Verizon chairman and CEO Ivan Seidenberg made no attempt to hide his annoyance with the FCC and Google for imposing those open-access provisions on its spectrum, but he added that Verizon’s open developer program had now made the issue moot. “Our thinking about this open development initiative and architecture goes much beyond anything that commission might have been thinking about with Google,” Seidenberg said. “I think what will happen is the FCC’s expectations will be more than met by the kind of things we’re doing.”

While AT&T didn’t go into as much detail as Verizon on the services and business models for its LTE network, it did say it planned to use its 700 MHz spectrum for both LTE and Evolved HSPA, an upgrade to UMTS that uses higher order modulation and smart antenna techniques to achieve theoretical speeds of 42 Mb/s on the downlink and 22 Mb/s on the uplink over 5 MHz channels. AT&T bid selectively in Auction 73, acquiring B-block spectrum in key markets, but paying a per-POPS premium over Verizon’s much broader licenses. AT&T, however, still owns a 700 MHz very similar to Verizon’s due to its acquisition of Aloha Partners. Aloha also owned C-block spectrum, but it won it in a previous auction before the open-access requirements were imposed—something AT&T was quick to point on Thursday.

“With fewer costly and complex regulations, we have the certainty and flexibility needed to move faster in rolling out new mobile technology and more customer choices in devices and applications," AT&T Mobility president and CEO Ralph de la Vega said in a statement.

AT&T gave no timeline for when Evolved HSPA—also known as HSPA+--would be rolled out, but Kris Rinne, speaking at a FierceMarkets conference at CTIA, said that AT&T would mostly likely deploy LTE in the 2010 timeframe, which may put it slightly behind Verizon if it makes its deployment goals.

While the FCC announced the winners of the 700 MHz auction two weeks ago, it enforced a quiet period until Thursday to prevent anti-competitive collusion between the winners. Once that silence was lifted though, several companies that didn’t even win spectrum stepped forward to speak their minds. Google was the biggest of them, but Cyren Call put out its own statement out about the controversial D-block, which failed to meet its reserve price and was thus separated from the final auction results for some unknown future action.

The C-block was intended to power the first shared broadband network between public safety and a commercial provider, but the company assumed to be the most likely winner of the spectrum, Frontline Wireless, folded before the auction began. Qualcomm placed the sole bid on the nationwide license in Round 1. After the auction closed though, several consumer advocacy groups stepped forward to accuse Cyren Call, a consultant for the public safety agencies, of demanding payments from potential bidders. Today Cyren Call minced no words in denial of that accusation.

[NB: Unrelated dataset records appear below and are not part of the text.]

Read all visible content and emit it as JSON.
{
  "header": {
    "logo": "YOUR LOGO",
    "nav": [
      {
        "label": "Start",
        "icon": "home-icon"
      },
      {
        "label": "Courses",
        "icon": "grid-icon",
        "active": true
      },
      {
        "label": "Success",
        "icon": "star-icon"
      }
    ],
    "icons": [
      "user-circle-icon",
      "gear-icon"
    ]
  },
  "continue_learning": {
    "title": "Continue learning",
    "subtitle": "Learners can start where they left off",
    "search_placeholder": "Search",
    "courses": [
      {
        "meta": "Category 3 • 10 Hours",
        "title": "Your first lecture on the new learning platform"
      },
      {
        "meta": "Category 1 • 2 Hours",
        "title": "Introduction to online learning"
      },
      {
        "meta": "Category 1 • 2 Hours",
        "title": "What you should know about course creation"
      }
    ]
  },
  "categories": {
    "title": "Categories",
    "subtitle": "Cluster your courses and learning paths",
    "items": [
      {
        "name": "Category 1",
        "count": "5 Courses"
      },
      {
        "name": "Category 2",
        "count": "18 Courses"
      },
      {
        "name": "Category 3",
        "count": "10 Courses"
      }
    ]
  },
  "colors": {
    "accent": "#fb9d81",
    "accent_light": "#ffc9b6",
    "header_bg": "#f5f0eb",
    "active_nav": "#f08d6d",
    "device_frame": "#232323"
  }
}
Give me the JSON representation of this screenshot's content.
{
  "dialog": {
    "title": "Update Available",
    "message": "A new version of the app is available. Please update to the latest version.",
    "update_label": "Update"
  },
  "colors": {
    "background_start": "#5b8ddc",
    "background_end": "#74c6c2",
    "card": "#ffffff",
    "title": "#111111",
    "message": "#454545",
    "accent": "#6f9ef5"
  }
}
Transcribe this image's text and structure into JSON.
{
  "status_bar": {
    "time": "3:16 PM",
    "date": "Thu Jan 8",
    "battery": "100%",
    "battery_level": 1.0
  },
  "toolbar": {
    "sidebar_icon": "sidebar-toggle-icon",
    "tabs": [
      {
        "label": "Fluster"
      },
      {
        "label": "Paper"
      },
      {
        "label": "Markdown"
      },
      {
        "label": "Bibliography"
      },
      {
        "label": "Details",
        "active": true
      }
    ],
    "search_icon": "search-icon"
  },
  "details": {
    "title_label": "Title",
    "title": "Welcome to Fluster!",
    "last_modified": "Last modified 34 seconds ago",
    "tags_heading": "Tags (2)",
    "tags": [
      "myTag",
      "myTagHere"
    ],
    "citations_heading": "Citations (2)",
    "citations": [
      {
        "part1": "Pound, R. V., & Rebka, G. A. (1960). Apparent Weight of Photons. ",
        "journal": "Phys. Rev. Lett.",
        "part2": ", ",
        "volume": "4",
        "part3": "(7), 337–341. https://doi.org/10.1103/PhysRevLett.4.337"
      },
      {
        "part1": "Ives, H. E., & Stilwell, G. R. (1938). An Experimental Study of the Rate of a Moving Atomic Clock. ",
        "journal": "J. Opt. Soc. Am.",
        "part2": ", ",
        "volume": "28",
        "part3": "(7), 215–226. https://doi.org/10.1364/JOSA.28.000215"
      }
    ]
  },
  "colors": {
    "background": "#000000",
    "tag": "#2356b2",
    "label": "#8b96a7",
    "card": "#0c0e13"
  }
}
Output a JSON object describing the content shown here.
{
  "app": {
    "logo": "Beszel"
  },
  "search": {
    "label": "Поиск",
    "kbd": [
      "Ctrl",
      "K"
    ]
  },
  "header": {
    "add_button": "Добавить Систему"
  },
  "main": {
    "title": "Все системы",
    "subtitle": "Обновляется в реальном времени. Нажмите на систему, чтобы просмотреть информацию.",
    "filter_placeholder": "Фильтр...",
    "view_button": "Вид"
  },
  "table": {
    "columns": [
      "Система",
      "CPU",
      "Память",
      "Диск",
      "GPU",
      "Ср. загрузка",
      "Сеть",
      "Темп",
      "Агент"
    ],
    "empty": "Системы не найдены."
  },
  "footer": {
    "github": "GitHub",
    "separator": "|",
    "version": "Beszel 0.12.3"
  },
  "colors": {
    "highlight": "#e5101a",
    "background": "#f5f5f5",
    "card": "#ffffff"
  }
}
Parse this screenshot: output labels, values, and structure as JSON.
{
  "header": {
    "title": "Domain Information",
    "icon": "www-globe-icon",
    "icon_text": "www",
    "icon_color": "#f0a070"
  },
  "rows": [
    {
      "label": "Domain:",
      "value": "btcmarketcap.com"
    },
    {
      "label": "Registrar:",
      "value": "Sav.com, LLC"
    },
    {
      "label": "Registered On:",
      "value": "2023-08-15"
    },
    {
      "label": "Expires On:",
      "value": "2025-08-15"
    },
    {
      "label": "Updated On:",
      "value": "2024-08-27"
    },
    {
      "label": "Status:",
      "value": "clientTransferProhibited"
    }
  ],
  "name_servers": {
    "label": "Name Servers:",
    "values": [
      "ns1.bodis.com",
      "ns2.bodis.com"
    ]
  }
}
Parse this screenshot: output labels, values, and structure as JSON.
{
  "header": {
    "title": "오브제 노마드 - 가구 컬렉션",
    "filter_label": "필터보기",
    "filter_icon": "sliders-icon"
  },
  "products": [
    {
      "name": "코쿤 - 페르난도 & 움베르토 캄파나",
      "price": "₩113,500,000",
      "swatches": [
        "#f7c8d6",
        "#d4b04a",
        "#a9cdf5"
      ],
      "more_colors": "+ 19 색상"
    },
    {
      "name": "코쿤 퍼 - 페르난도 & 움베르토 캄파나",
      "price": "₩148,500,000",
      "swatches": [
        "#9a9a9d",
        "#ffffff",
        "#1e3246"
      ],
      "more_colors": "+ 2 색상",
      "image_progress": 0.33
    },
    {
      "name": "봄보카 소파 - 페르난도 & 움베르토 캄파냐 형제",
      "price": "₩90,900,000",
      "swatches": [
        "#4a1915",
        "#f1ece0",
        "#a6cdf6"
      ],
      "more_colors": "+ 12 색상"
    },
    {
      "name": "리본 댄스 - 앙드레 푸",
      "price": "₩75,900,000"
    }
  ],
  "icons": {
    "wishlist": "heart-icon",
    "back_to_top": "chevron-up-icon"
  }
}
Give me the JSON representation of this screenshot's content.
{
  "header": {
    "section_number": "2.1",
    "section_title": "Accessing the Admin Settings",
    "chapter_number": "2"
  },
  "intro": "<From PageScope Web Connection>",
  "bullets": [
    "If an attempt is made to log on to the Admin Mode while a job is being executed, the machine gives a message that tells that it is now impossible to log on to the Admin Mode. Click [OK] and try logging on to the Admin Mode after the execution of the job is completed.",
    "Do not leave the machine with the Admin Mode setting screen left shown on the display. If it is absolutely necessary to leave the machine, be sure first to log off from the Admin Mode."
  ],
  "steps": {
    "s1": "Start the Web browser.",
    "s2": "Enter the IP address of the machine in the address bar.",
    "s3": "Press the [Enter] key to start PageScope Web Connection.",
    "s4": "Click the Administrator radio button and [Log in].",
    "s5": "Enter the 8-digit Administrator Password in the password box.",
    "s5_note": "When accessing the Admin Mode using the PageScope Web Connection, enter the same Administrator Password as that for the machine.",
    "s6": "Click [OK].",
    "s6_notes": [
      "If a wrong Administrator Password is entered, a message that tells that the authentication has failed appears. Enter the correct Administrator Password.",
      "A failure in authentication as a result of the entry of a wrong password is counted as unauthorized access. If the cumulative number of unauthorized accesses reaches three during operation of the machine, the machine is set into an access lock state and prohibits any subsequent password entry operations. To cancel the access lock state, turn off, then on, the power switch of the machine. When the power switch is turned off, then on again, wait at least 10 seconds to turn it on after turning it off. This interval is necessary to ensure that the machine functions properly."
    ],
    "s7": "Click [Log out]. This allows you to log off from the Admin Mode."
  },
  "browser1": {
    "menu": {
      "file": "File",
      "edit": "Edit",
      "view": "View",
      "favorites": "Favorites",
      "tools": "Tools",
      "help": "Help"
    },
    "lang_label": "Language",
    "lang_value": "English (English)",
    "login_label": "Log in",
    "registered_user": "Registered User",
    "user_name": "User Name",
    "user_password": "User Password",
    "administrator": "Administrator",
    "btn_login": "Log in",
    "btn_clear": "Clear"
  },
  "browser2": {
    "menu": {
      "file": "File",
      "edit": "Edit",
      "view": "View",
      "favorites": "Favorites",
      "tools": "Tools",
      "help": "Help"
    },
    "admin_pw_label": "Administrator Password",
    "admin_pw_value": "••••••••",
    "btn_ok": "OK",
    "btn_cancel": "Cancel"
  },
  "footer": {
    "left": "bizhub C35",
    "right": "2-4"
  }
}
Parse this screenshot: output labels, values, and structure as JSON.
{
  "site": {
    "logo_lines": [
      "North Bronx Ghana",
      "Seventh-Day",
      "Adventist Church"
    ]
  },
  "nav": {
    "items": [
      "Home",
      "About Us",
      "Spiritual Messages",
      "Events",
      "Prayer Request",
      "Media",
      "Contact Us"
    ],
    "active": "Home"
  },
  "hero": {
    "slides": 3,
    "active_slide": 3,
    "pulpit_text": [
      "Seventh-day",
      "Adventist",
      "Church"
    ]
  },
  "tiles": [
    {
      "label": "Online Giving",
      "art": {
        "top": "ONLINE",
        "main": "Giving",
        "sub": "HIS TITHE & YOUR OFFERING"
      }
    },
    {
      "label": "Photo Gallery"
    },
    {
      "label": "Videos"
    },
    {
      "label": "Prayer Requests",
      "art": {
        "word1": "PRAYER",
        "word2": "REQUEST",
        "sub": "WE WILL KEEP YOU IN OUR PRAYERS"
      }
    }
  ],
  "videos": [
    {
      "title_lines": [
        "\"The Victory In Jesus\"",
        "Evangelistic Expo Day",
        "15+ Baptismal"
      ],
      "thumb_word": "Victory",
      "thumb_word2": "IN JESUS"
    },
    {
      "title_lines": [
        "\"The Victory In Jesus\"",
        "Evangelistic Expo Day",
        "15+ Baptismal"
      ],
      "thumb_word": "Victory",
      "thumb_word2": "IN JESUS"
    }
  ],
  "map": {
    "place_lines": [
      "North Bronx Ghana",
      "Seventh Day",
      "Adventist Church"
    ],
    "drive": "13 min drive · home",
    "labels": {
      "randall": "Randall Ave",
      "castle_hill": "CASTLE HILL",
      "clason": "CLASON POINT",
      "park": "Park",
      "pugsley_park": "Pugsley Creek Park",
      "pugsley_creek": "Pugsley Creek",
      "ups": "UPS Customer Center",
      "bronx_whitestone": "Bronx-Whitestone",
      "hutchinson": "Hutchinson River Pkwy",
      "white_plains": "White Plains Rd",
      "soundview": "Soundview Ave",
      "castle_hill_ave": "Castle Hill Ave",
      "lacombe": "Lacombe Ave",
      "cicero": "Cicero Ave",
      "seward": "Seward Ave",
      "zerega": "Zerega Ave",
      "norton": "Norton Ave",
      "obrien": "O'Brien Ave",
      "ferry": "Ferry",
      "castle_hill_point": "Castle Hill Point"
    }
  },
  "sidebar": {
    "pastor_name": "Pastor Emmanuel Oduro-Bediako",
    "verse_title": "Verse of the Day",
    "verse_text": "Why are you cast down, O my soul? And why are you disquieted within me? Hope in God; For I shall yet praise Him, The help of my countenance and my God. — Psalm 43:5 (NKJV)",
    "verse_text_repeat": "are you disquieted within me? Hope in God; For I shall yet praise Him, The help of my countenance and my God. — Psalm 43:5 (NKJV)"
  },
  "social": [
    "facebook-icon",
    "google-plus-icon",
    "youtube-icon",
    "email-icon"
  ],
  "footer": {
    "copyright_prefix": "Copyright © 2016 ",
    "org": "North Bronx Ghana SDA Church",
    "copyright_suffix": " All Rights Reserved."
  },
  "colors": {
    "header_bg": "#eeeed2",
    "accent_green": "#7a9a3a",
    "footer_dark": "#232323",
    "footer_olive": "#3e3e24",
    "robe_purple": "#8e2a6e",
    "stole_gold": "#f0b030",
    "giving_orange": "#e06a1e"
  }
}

“Anyone stating or implying that I or any member of Cyren Call or the Public Safety Spectrum Trust Corporation (PSST) ‘demanded’ a spectrum lease payment is lying,” Cyren Call chairman Morgan O’Brien said in the statement. “Furthermore, anyone
suggesting that any spectrum lease payment would be paid to Cyren Call is lying.”


Cyren Call said that in the bidder information document it prepared for three potential bidders, Verizon Wireless, AT&T and Frontline, it laid out expectations for any future negotiation with PSST and the ultimate D-block winner. One of those expectations would be that the winner make an annual payment to the PSST to lease public safety’s portion of the spectrum when it was not being used for emergency purposes. Cyren Call said it estimated the annual payment at $50 million, but like all aspects of the public-private spectrum sharing agreement it would have been subject to negotiation.

Though Qualcomm was the only bidder it didn’t walk away with the D block. It did, however, pick up several E-block licenses to compliment its already substantial 700 MHz holdings. It plans to use those licenses to expand MediaFLO TV services to key markets: San Francisco, Los Angeles, New York City and Boston. Qualcomm also picked up B-block licenses covering areas near key Qualcomm offices in southern California. It plans to use those to create a test bed for future 4G services and technologies.